To the Lawyer: You Hold the Key To a Successful Mediation
Whether you represent the plaintiff or the defendant, your preparation, and your preparation of the decision makers on your side, will go a long way toward determining the success of the mediation effort. The mediation process will challenge the parties to review and re-evaluate the available information about the case. The more information is available, the more meaningful that re-evaluation will be. And here’s the very important point: if you want your opponent’s evaluation to resemble yours, your data needs to be shared with him well before the mediation to allow his full appreciation of the strengths and weaknesses on both sides. Experienced trial lawyers know this: it’s usually self-defeating to successful, mediated resolution of a case (or to success at trial, for that matter) to try to either ignore or hide information.

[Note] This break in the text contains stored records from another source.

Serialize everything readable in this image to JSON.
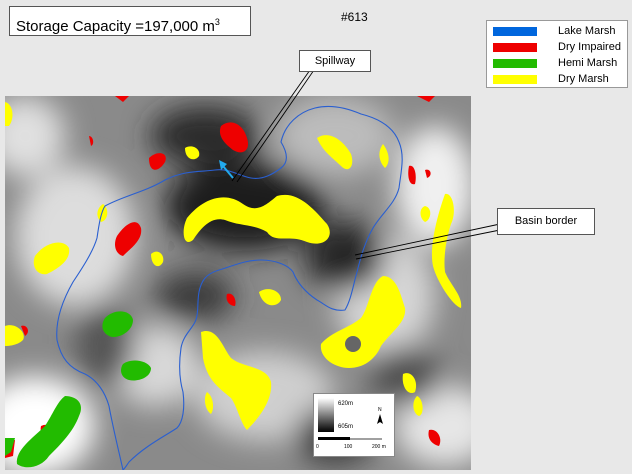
{
  "title": {
    "prefix": "Storage Capacity =",
    "value": "197,000",
    "unit": "m",
    "unit_power": "3"
  },
  "map_id": "#613",
  "legend": [
    {
      "label": "Lake Marsh",
      "color": "#0066dd"
    },
    {
      "label": "Dry Impaired",
      "color": "#ee0000"
    },
    {
      "label": "Hemi Marsh",
      "color": "#22bb00"
    },
    {
      "label": "Dry Marsh",
      "color": "#ffff00"
    }
  ],
  "callouts": {
    "spillway": "Spillway",
    "basin_border": "Basin border"
  },
  "scalebar": {
    "elev_high": "620m",
    "elev_low": "605m",
    "north": "N",
    "dist_ticks": [
      "0",
      "100",
      "200 m"
    ]
  },
  "colors": {
    "basin_border": "#2a5fd0",
    "arrow": "#22aaee"
  }
}
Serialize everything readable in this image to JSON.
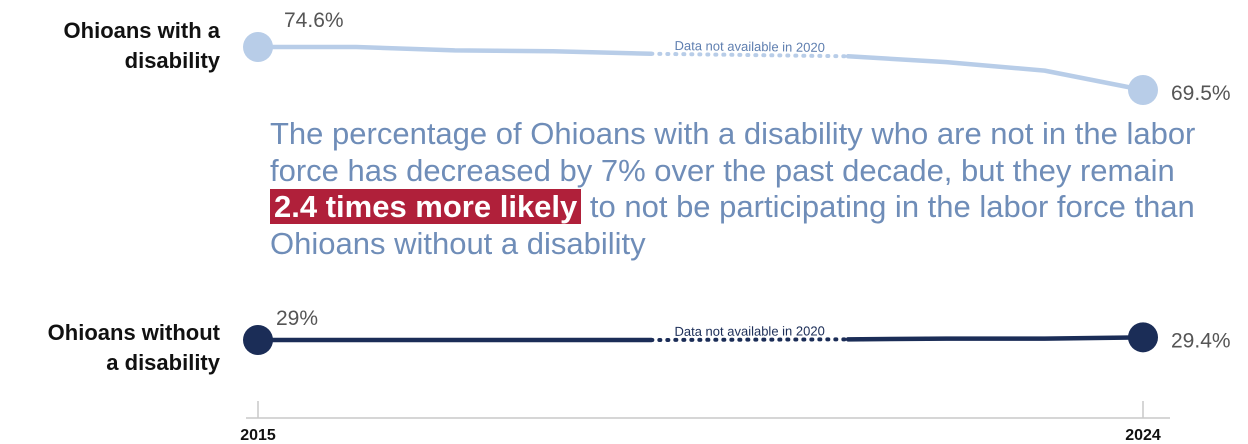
{
  "chart_data": {
    "type": "line",
    "x_start": 2015,
    "x_end": 2024,
    "missing_year": 2020,
    "tick_labels": [
      "2015",
      "2024"
    ],
    "row_labels": [
      "Ohioans with a disability",
      "Ohioans without a disability"
    ],
    "series": [
      {
        "name": "Ohioans with a disability",
        "color": "#b8cde8",
        "values": [
          74.6,
          74.6,
          74.2,
          74.1,
          73.8,
          null,
          73.5,
          72.8,
          71.8,
          69.5
        ],
        "start_label": "74.6%",
        "end_label": "69.5%",
        "gap_note": "Data not available in 2020"
      },
      {
        "name": "Ohioans without a disability",
        "color": "#1b2d57",
        "values": [
          29.0,
          29.0,
          29.0,
          29.0,
          29.0,
          null,
          29.1,
          29.2,
          29.2,
          29.4
        ],
        "start_label": "29%",
        "end_label": "29.4%",
        "gap_note": "Data not available in 2020"
      }
    ]
  },
  "annotation": {
    "before": "The percentage of Ohioans with a disability who are not in the labor force has decreased by 7% over the past decade, but they remain ",
    "highlight": "2.4 times more likely",
    "after": " to not be participating in the labor force than Ohioans without a disability",
    "text_color": "#6f8db8",
    "highlight_color": "#b0203a"
  }
}
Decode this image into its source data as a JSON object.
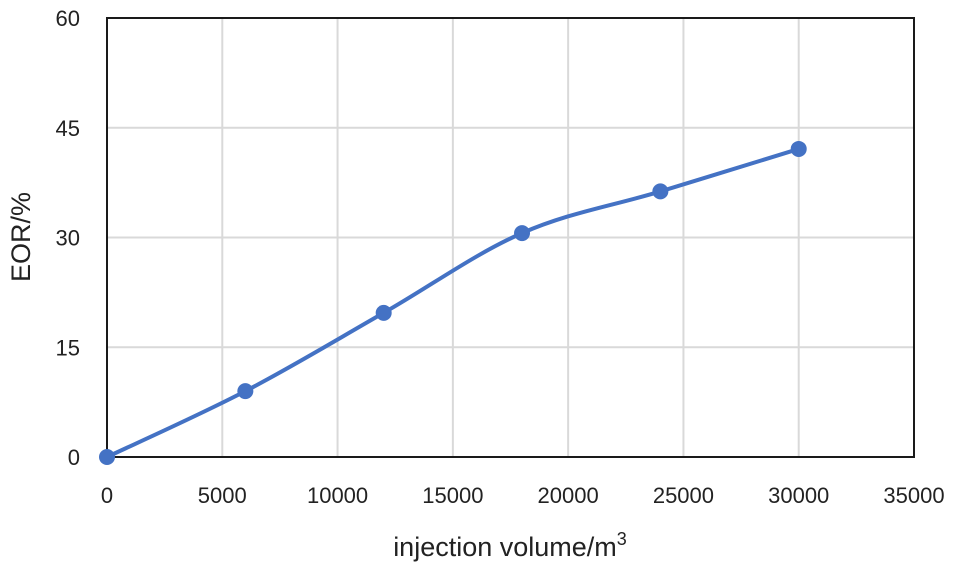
{
  "chart_data": {
    "type": "line",
    "xlabel": "injection volume/m",
    "xlabel_sup": "3",
    "ylabel": "EOR/%",
    "xlim": [
      0,
      35000
    ],
    "ylim": [
      0,
      60
    ],
    "xticks": [
      0,
      5000,
      10000,
      15000,
      20000,
      25000,
      30000,
      35000
    ],
    "yticks": [
      0,
      15,
      30,
      45,
      60
    ],
    "grid": true,
    "smooth": true,
    "color": "#4472c4",
    "series": [
      {
        "x": [
          0,
          6000,
          12000,
          18000,
          24000,
          30000
        ],
        "y": [
          0,
          9.0,
          19.7,
          30.6,
          36.3,
          42.1
        ]
      }
    ]
  }
}
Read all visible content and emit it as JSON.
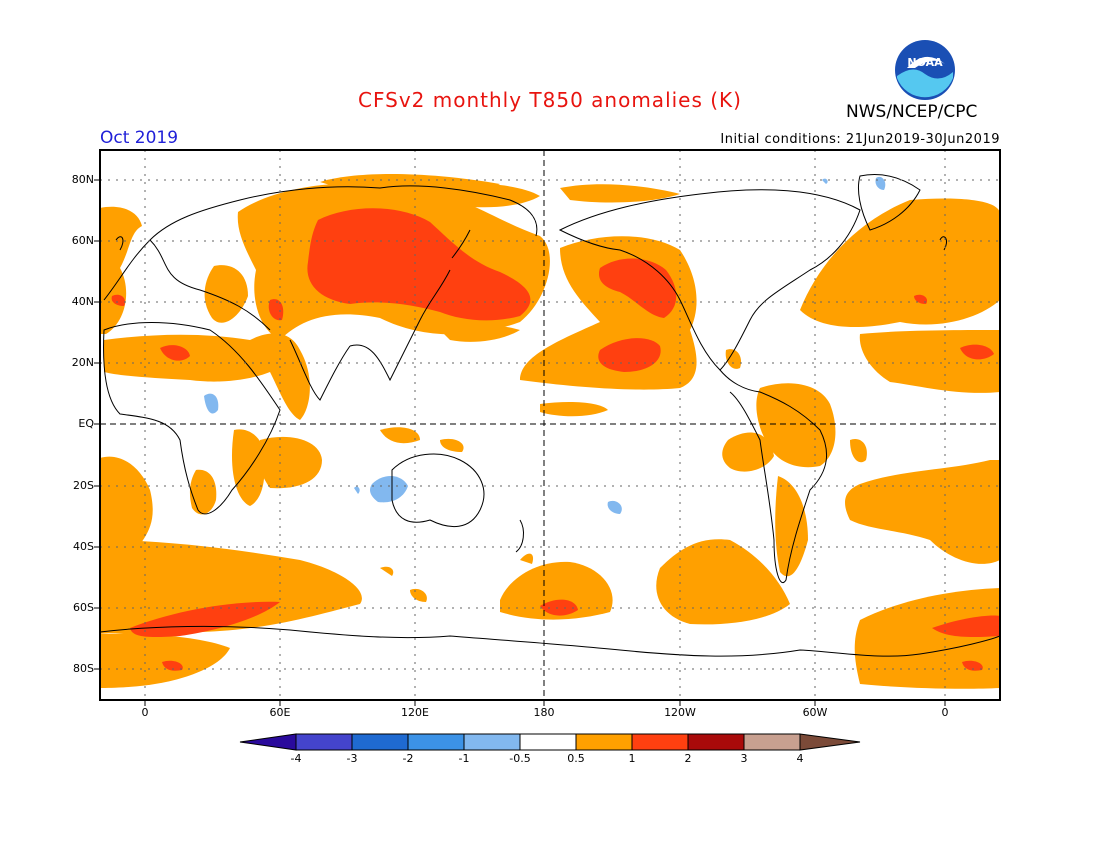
{
  "header": {
    "title": "CFSv2 monthly T850 anomalies (K)",
    "agency": "NWS/NCEP/CPC",
    "logo_text": "NOAA",
    "valid_month": "Oct 2019",
    "initial_conditions": "Initial conditions: 21Jun2019-30Jun2019"
  },
  "map": {
    "lat_labels": [
      "80N",
      "60N",
      "40N",
      "20N",
      "EQ",
      "20S",
      "40S",
      "60S",
      "80S"
    ],
    "lon_labels": [
      "0",
      "60E",
      "120E",
      "180",
      "120W",
      "60W",
      "0"
    ],
    "projection": "cylindrical equidistant, centered on 180",
    "lon_range": [
      -20,
      380
    ],
    "lat_range": [
      -90,
      90
    ]
  },
  "colorbar": {
    "labels": [
      "-4",
      "-3",
      "-2",
      "-1",
      "-0.5",
      "0.5",
      "1",
      "2",
      "3",
      "4"
    ],
    "colors": [
      "#2a0a9c",
      "#4444cc",
      "#1f6ad1",
      "#3c92e6",
      "#82b8ef",
      "#ffffff",
      "#ffa000",
      "#ff4010",
      "#a90a0a",
      "#c8a090",
      "#7b4a38"
    ]
  },
  "legend_colors": {
    "moderate_warm": "#ffa000",
    "strong_warm": "#ff4010",
    "weak_cold": "#82b8ef"
  }
}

You wouldn’t dream of showing up unprepared on the first morning of trial; if you want to “succeed” at mediation you have to be prepared, as well.
So, what does that mean for mediation?
- the client, or claims professional must know what to expect from the process;
- you need to know your case, both upsides and downsides;
- be prepared to acknowledge and discuss weaknesses, as you perceive them;
- arm your mediator with your strengths, to use in the other room;
- forewarn your opponent with important information re claims and liability;
- obtain all information about collateral sources and subrogation claims;
- prepare the decision-maker to focus productively, rather than posture;
- make sure all decision makers, including subrogors, are at the table.